The only drag with the FSR Pathfinder is that it uses phoenix audio connectors just like the Extron units. I understand why this is done so that you can configure your audio inputs however you’d like, but it definitely doesn’t make my life any easier. I have all of the parts to build out my own adapters following the manual’s diagrams, but there are a couple of choices out there in case you’d like something more legitimate.

Connector Alternatives

db Electronics designed a pcb adapter that just screws right in to the terminals to give you your typical stereo RCA jacks. You can either get these printed out yourself and put them together or get some pre-built ones from Retro Gaming Cables in the UK.

These will work great on an Extron Crosspoint, but because the FSR Pathfinder is more compact vertically, there isn’t as much room above the audio connectors. I’d maybe recommend something along these lines instead using a 3.5mm phono jack. You’d still have to get adapters to go from phono to RCA, but those are readily available from many retailers.

Wiring Diagrams

The audio input and output wiring isn’t too difficult, but it’s very important that you follow the correct diagram. There are distinct wiring differences between balanced and unbalanced signals and input and output connections. For most gaming situations, you should only have to worry about unbalanced signals. I’ve highlighted the diagrams from the manuals which demonstrate this. I’ll being using stereo inputs and outputs for nearly all of my consoles with two exceptions, the Atari 2600 and NES. Both of these consoles only support mono outputs, so it’s best to go ahead and set up the appropriate wiring for them.

Making the Connectors

This is definitely the part that’s going to be the most time-consuming. Soldering up and testing all of those RCA connections takes some time. But once you get a system going, it can be done in only a few hours.

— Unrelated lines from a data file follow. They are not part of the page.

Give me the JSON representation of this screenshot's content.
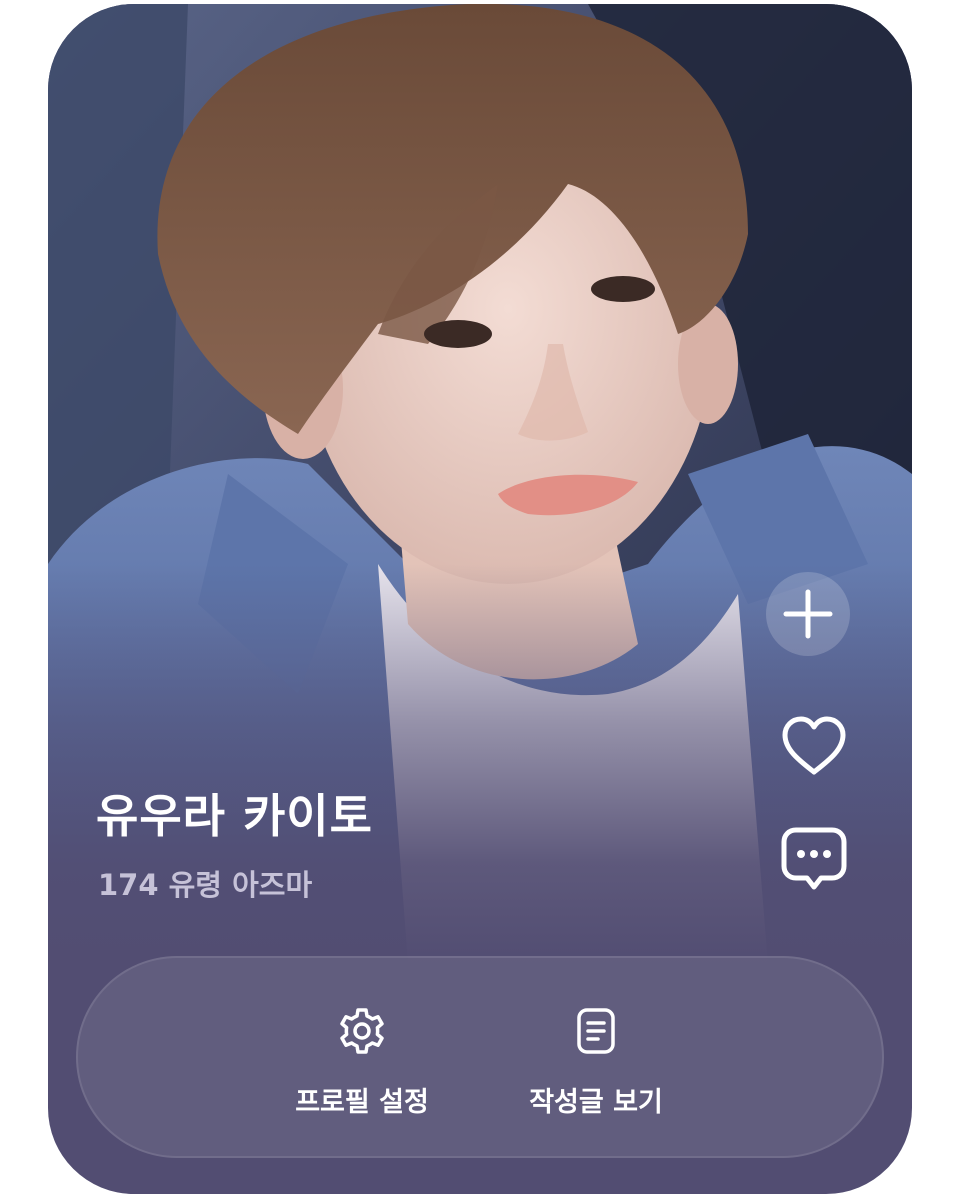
{
  "profile": {
    "name": "유우라 카이토",
    "subtitle": "174 유령 아즈마"
  },
  "side_actions": {
    "add_icon": "plus-icon",
    "like_icon": "heart-icon",
    "chat_icon": "chat-bubble-icon"
  },
  "actions": {
    "settings": {
      "label": "프로필 설정",
      "icon": "gear-icon"
    },
    "posts": {
      "label": "작성글 보기",
      "icon": "document-icon"
    }
  },
  "colors": {
    "card_background": "#524d72",
    "subtitle_text": "#c6c2d8",
    "text": "#ffffff"
  }
}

One thing I realized halfway through is that the stereo unbalanced input and output diagrams are exactly the same. I had been labeling each this whole time when it wasn’t really necessary.

To Sum Things Up

I just started using the matrix switcher in my living room with a couple of systems but haven’t connected everything yet. So far I am very impressed.

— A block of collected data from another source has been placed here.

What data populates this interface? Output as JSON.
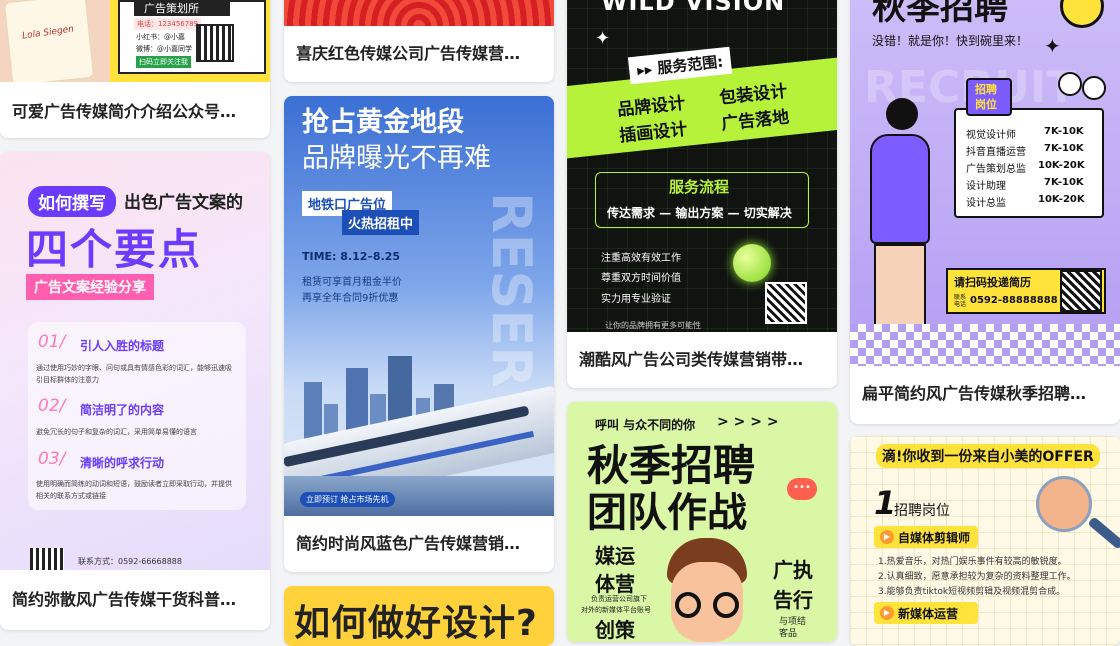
{
  "cards": {
    "c1": {
      "title": "可爱广告传媒简介介绍公众号…",
      "lines": [
        "广告策划所",
        "电话：123456789",
        "小红书：@小嘉",
        "微博：@小嘉同学",
        "扫码立即关注我"
      ]
    },
    "c2": {
      "title": "简约弥散风广告传媒干货科普…",
      "tag": "如何撰写",
      "head": "出色广告文案的",
      "big": "四个要点",
      "sub": "广告文案经验分享",
      "items": [
        {
          "num": "01/",
          "head": "引人入胜的标题",
          "desc": "通过使用巧妙的字眼、问句或具有情感色彩的词汇，能够迅速吸引目标群体的注意力"
        },
        {
          "num": "02/",
          "head": "简洁明了的内容",
          "desc": "避免冗长的句子和复杂的词汇，采用简单易懂的语言"
        },
        {
          "num": "03/",
          "head": "清晰的呼求行动",
          "desc": "使用明确而简练的动词和短语，鼓励读者立即采取行动，并提供相关的联系方式或链接"
        }
      ],
      "contact": "联系方式：0592-66668888"
    },
    "c3": {
      "title": "喜庆红色传媒公司广告传媒营…"
    },
    "c4": {
      "title": "简约时尚风蓝色广告传媒营销…",
      "h1": "抢占黄金地段",
      "h2": "品牌曝光不再难",
      "b1": "地铁口广告位",
      "b2": "火热招租中",
      "time": "TIME: 8.12–8.25",
      "p1": "租赁可享首月租金半价",
      "p2": "再享全年合同9折优惠",
      "cta": "立即预订 抢占市场先机",
      "vert": "RESER"
    },
    "c5": {
      "text": "如何做好设计?"
    },
    "c6": {
      "title": "潮酷风广告公司类传媒营销带…",
      "wild": "WILD VISION",
      "range": "▸▸ 服务范围:",
      "s1": "品牌设计",
      "s2": "包装设计",
      "s3": "插画设计",
      "s4": "广告落地",
      "flow": "服务流程",
      "flowline": "传达需求 — 输出方案 — 切实解决",
      "b1": "注重高效有效工作",
      "b2": "尊重双方时间价值",
      "b3": "实力用专业验证",
      "foot": "让你的品牌拥有更多可能性"
    },
    "c7": {
      "hi": "呼叫 与众不同的你",
      "arrows": "> > > >",
      "big1": "秋季招聘",
      "big2": "团队作战",
      "r1": "媒运",
      "r2": "体营",
      "r3": "创策",
      "rr1": "广执",
      "rr2": "告行",
      "note1": "负责运营公司旗下",
      "note2": "对外的新媒体平台账号",
      "rn1": "与项结",
      "rn2": "客品"
    },
    "c8": {
      "title": "扁平简约风广告传媒秋季招聘…",
      "big": "秋季招聘",
      "tag": "没错！就是你！快到碗里来！",
      "badge1": "招聘",
      "badge2": "岗位",
      "jobs": [
        {
          "name": "视觉设计师",
          "pay": "7K-10K"
        },
        {
          "name": "抖音直播运营",
          "pay": "7K-10K"
        },
        {
          "name": "广告策划总监",
          "pay": "10K-20K"
        },
        {
          "name": "设计助理",
          "pay": "7K-10K"
        },
        {
          "name": "设计总监",
          "pay": "10K-20K"
        }
      ],
      "scan": "请扫码投递简历",
      "tel_label": "联系电话",
      "tel": "0592-88888888",
      "wm": "RECRUIT"
    },
    "c9": {
      "offer": "滴!你收到一份来自小美的OFFER",
      "num": "1",
      "sect": "招聘岗位",
      "j1": "自媒体剪辑师",
      "d1": "1.热爱音乐，对热门娱乐事件有较高的敏锐度。",
      "d2": "2.认真细致，愿意承担较为复杂的资料整理工作。",
      "d3": "3.能够负责tiktok短视频剪辑及视频混剪合成。",
      "j2": "新媒体运营"
    }
  },
  "colors": {
    "bg": "#f3f4f6",
    "card": "#ffffff",
    "title": "#222222"
  }
}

This unit is definitely not for the faint of heart; you’ve got to be committed to working with all of the different types of connectors, also bringing up the cost. All in all, I think I spent less than a hundred on this setup, which is well worth it in my books. These matrix switchers have limitless potential when it comes to how you’d like to run things. Though they require a lot of upfront setup, once it’s in place a matrix switcher makes the need to reach behind the console to plug things in and out almost nonexistent.

I’m still not sure why it and other matrix switchers other than the Extrons haven’t received any coverage on the usual retro gaming channels yet. Hopefully that will change at some point so that it’ll open up more options for enthusiasts.